Zygote—fertilized egg.

Studies of twins help separate the contributions of heredity from environment.

• Identical twins—also called monozygotic twins; two individuals who share all of the same genes/heredity because they develop from the same zygote.

• Fraternal twins—also called dizygotic twins; siblings that share about half of the same genes because they develop from two different zygotes.

Heritability—the proportion of variation among individuals in a population that is due to genetic causes.

When twins grow up in the same environment, the extent to which behaviors of monozygotic twins are behaviorally more similar than dizygotic twins reveals the contribution of heredity to behavior.

If monozygotic twins are separated at birth and raised in different environments (adoption studies), behavioral differences may reveal the contribution of environment to behavior; similarities reveal the contribution of heredity.

In adoption studies, if the children resemble their biological parents, but not their adoptive families, with respect to a given trait, researchers infer a genetic component for that trait.

Gene—each DNA segment of a chromosome that determines a trait.

Chromosome—structure in the nucleus of cells that contains genes determined by DNA sequences.

Human cells contain 23 pairs of chromosomes, 23 of which come from the sperm of the father and 23 of which come from the egg of the mother at fertilization. If the father contributes a Y sex chromosome, the baby is male; otherwise the baby is female.

Errors during fertilization can result in the wrong number of chromosomes in cells of a baby.
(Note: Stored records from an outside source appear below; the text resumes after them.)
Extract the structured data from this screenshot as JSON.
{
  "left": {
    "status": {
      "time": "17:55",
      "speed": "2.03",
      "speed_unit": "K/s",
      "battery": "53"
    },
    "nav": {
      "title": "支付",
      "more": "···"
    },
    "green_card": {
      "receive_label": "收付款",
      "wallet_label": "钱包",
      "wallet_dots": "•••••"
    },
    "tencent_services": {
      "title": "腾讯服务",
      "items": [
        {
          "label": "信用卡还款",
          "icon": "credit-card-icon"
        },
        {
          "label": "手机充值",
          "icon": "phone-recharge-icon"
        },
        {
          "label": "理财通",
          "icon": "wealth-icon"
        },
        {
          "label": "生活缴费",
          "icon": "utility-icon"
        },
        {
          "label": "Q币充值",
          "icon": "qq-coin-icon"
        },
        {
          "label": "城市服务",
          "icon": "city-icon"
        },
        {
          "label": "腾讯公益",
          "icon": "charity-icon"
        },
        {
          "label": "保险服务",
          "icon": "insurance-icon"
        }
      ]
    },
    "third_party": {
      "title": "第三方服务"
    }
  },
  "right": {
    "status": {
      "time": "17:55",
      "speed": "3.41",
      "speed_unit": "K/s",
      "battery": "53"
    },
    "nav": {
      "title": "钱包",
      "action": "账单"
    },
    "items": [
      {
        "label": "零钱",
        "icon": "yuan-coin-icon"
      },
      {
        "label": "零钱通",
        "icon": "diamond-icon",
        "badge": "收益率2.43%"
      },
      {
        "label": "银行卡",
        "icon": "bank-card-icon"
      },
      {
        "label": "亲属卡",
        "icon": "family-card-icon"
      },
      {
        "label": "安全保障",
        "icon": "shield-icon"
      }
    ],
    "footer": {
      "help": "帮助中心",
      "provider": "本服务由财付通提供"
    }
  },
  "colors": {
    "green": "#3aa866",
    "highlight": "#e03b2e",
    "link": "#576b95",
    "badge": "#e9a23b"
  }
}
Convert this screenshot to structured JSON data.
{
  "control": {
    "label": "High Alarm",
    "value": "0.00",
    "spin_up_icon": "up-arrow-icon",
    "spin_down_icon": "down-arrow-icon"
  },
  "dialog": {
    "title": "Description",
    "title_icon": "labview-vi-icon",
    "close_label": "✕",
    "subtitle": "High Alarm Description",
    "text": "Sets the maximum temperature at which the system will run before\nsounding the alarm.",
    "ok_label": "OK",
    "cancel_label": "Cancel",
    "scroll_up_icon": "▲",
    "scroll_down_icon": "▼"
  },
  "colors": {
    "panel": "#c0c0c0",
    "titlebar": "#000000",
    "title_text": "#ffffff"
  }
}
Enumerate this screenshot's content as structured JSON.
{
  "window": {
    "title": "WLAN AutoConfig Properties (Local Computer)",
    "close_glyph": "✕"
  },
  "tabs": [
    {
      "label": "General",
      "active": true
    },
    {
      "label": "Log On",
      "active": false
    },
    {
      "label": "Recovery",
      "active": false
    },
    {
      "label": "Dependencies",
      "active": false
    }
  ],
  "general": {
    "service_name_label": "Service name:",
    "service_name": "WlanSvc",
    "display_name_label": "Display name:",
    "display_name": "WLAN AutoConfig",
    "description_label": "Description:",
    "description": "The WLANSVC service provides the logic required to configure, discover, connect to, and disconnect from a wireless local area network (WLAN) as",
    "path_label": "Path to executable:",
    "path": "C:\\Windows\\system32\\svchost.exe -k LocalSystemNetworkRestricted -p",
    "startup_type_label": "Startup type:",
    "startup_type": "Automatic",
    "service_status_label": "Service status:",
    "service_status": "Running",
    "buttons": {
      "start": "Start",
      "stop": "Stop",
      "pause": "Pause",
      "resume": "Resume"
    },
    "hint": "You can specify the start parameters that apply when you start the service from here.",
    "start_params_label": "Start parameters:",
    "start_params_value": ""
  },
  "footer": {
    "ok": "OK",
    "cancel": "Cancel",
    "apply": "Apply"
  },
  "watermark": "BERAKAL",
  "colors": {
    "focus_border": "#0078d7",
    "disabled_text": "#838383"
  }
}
These can result in:

• Turner syndrome—females with only one X sex chromosome who are short, often sterile, and have difficulty calculating.
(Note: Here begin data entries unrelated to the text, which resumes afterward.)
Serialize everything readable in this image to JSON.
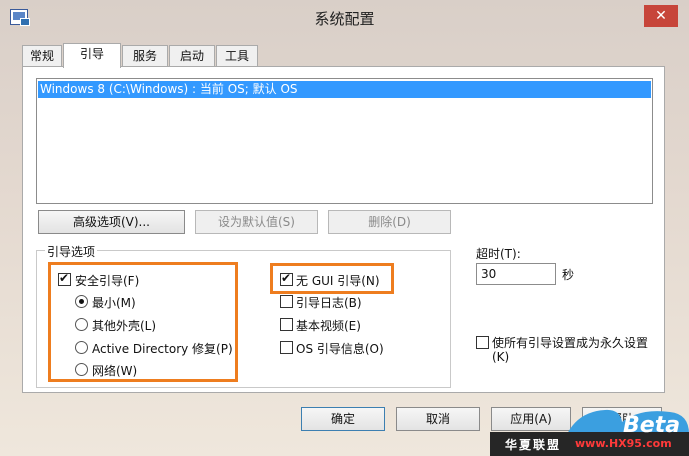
{
  "window": {
    "title": "系统配置",
    "close_glyph": "✕",
    "icon": "system-config-icon"
  },
  "tabs": [
    {
      "label": "常规",
      "active": false
    },
    {
      "label": "引导",
      "active": true
    },
    {
      "label": "服务",
      "active": false
    },
    {
      "label": "启动",
      "active": false
    },
    {
      "label": "工具",
      "active": false
    }
  ],
  "boot_list": {
    "items": [
      {
        "label": "Windows 8 (C:\\Windows) : 当前 OS; 默认 OS",
        "selected": true
      }
    ]
  },
  "list_buttons": {
    "advanced": "高级选项(V)...",
    "set_default": "设为默认值(S)",
    "delete": "删除(D)"
  },
  "boot_options": {
    "group_label": "引导选项",
    "safe_boot": {
      "label": "安全引导(F)",
      "checked": true
    },
    "radios": [
      {
        "label": "最小(M)",
        "checked": true
      },
      {
        "label": "其他外壳(L)",
        "checked": false
      },
      {
        "label": "Active Directory 修复(P)",
        "checked": false
      },
      {
        "label": "网络(W)",
        "checked": false
      }
    ],
    "checks": [
      {
        "label": "无 GUI 引导(N)",
        "checked": true
      },
      {
        "label": "引导日志(B)",
        "checked": false
      },
      {
        "label": "基本视频(E)",
        "checked": false
      },
      {
        "label": "OS 引导信息(O)",
        "checked": false
      }
    ]
  },
  "timeout": {
    "label": "超时(T):",
    "value": "30",
    "unit": "秒"
  },
  "permanent": {
    "label_line1": "使所有引导设置成为永久设置",
    "label_line2": "(K)",
    "checked": false
  },
  "footer": {
    "ok": "确定",
    "cancel": "取消",
    "apply": "应用(A)",
    "help": "帮助"
  },
  "highlight_color": "#ee7d1f",
  "selection_color": "#3399ff",
  "watermark": {
    "brand": "华夏联盟",
    "url": "www.HX95.com",
    "logo": "Beta"
  }
}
• Klinefelter’s syndrome—males with XXY sex chromosomes.

• Down syndrome—usually with three copies of chromosome-21 in their cells, individuals who are typically mentally retarded and have a round head, flat nasal bridge, protruding tongue, small round ears, a fold in the eyelid, and poor muscle tone and coordination.

Genotype—the genetic makeup of an individual.
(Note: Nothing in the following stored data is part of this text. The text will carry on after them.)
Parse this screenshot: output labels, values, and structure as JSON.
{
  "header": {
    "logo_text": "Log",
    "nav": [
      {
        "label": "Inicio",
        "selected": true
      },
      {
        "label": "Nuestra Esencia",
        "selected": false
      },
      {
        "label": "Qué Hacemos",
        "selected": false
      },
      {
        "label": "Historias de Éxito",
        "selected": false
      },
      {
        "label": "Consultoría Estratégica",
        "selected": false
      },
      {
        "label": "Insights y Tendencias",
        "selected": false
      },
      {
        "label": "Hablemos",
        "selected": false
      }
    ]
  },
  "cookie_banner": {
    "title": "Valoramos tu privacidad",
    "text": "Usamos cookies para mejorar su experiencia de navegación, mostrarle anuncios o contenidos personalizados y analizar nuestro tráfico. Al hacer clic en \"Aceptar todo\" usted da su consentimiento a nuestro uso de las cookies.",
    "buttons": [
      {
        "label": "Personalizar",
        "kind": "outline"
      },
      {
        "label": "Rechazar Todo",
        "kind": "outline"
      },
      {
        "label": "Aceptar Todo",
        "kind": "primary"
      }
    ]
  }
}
Phenotype—the expression of the genes.

Homozygous—the condition when both genes for a trait are the same.

Heterozygous—also called hybrid; the condition when the genes for a trait are different.

Dominant gene—the gene expressed when the genes for a trait are different.

Recessive gene—the gene that is hidden or not expressed when the genes for a trait are different.

Tay-Sachs syndrome—recessive trait that produces progressive loss of nervous function and death in a baby.

Albinism—recessive trait that produces lack of pigment and involves quivering eyes and inability to perceive depth with both eyes.

Phenylketonuria (PKU)—recessive trait that results in severe, irreversible brain damage unless the baby is fed a special diet low in phenylalanine.

Huntington’s disease—dominant gene defect that involves degeneration of the nervous system, characterized by tremors, jerky motions, blindness, and death.

Sex-linked traits—recessive genes located on the X chromosome with no corresponding gene on the Y chromosome, which result in expression of recessive trait, more frequently in males.

Color blindness—sex-linked trait with which individual cannot see certain colors, most often red and green.